La tragedia sfiorata ieri a seguito della caduta di un albero in via Cristoforo Colombo che ha coinvolto due veicoli e causato un ferito, fortunatamente non grave, accende ulteriormente il dibattito inerente la sicurezza lungo le strade della Capitale.
L’incidente, avvenuto all’altezza di viale Asia, ha bloccato momentaneamente la circolazione lungo l’arteria, provocando intensi disagi alla viabilità.
La cronaca romana torna a raccontare le criticità che ciclicamente travagliano la quotidianità di residenti e turisti, in particolare quando si presentano condizioni metereologiche avverse: a causa della scarsa manutenzione dell’alberatura, di fatto, lasciare l’auto in sosta o transitare nelle vicinanze di uno dei tanti pini che disegnano l’ambiente urbano rischia di diventare realmente pericoloso.
A seguito dell’accaduto, in molti, esperti ed istituzioni, si sono interrogati sulle cause e sulle possibili soluzioni da adottare per evitare minacce simili. Piergiorgio Benvenuti, presidente del Movimento Ecologista Ecoitaliasolidale, spiega: “A Roma in caso di maltempo parcheggiare o solamente transitare presso alberature risulta estremamente pericoloso, proprio grazie alla mancanza di manutenzione delle 330.000 alberature presenti nella Capitale. Quest’oggi invece le condizioni meteo non erano avverse ma il pericolo vi è stato ugualmente. In questi ultimi anni nella Capitale si è avuta la peggiore manutenzione del verde della storia della città e da risorsa il patrimonio ambientale si è trasformato in un costante pericolo.”, per spiegare le cause delle condizioni in cui vertono gli alberi, il presidente continua: “Oltre alla carenza di potature e manutenzione del verde non vi sono stati adeguati e soddisfacenti programmi di nuove piantumazioni. Per non parlare poi della totale mancanza di interventi per contrastare il fenomeno della presenza della ‘cocciniglia tartarugata’, nome scientifico Toumeyella parvicornis, presente in modo sempre più diffuso, proprio sul pino comune. Oggi la cocciniglia interessa l’80% dei pini e se consideriamo che i Pinus pinea sarebbero 120.000 si sta mettendo a rischio, in assenza di adeguate e tempestive soluzioni, ben un terzo del totale delle alberature presenti nella Capitale. Ai nostri appelli che da tempo stiamo lanciando per la difesa dell’ambiente e degli alberi nella Capitale l’unica cosa che si nota è l’inerzia ed il silenzio da parte di chi amministra quest’oggi la Capitale, ed oggi è caduto l’ennesimo albero mettendo in pericolo automobilisti e creando difficoltà nella circolazione di un intero quadrante della città”.

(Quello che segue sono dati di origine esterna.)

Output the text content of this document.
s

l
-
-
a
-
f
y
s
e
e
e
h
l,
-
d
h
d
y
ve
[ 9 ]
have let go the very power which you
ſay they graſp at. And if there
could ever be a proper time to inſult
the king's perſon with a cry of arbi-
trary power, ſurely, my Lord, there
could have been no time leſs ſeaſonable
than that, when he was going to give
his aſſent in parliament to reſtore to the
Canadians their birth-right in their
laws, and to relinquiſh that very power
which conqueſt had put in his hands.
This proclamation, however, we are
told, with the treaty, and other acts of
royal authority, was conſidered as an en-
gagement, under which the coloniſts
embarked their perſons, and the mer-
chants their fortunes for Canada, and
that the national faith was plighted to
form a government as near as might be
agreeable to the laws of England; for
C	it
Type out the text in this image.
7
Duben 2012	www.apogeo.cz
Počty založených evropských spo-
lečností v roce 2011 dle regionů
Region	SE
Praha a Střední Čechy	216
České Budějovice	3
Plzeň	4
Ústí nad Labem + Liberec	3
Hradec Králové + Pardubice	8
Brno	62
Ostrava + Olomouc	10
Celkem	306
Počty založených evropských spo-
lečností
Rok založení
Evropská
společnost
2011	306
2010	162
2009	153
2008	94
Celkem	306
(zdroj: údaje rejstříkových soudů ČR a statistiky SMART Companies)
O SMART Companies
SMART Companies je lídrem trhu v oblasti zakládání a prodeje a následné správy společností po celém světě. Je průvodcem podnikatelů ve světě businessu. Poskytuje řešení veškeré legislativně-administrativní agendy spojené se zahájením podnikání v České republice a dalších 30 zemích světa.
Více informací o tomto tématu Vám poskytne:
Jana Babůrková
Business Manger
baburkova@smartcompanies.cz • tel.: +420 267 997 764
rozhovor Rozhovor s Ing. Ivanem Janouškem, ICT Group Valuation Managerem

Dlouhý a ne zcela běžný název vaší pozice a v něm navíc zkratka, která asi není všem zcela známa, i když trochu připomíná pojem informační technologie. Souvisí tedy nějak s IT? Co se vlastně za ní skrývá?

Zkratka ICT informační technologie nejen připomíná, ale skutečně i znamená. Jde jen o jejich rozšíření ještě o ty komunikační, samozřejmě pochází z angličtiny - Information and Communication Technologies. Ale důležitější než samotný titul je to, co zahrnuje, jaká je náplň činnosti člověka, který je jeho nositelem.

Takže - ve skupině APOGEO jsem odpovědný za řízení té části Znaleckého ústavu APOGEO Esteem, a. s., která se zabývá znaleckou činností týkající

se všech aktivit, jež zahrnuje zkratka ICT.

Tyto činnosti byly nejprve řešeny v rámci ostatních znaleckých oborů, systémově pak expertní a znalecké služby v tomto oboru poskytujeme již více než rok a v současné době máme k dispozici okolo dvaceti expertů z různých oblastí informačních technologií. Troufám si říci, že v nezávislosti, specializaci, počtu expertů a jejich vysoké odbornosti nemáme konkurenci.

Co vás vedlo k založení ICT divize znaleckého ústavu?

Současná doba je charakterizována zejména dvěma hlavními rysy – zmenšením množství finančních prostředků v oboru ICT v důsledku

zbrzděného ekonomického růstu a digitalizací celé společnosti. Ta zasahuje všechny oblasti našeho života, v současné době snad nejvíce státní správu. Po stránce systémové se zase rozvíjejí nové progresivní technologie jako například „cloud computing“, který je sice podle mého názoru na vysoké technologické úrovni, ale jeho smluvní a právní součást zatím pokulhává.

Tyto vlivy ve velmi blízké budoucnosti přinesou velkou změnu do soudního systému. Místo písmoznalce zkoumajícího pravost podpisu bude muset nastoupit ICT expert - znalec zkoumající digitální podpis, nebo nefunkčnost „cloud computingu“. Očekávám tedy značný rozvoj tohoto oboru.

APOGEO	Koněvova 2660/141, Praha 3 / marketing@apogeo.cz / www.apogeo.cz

Nel corso degli ultimi anni diversi sono stati gli alberi a cadere, accentuando sempre più l’esigenza dell’inserimento di un piano puntuale e coerente di manutenzione dedicato al verde capitolino nell’agenda amministrativa. Infatti, l’albero caduto ieri era già stato oggetto di controlli e verifiche: ” l’albero in questione, così come tutti gli esemplari presenti su Via Cristoforo Colombo è stato oggetto di prove di trazione, ossia di verifiche strumentali di tenuta delle alberature. La relazione dell’agronomo su questo albero, redatta in data 3 Maggio 2023, individuava una probabilità di cedimento compresa tra lo 0,2% e lo 0,02% prescrivendo la necessità di monitoraggi e interventi di riconfigurazione della chioma che sono stati puntualmente effettuati anche in previsione del passaggio del Giro d’Italia”, afferma Sabrina Alfonsi, Assessora all’Agricoltura, Ambiente e Ciclo dei rifiuti di Roma Capitale.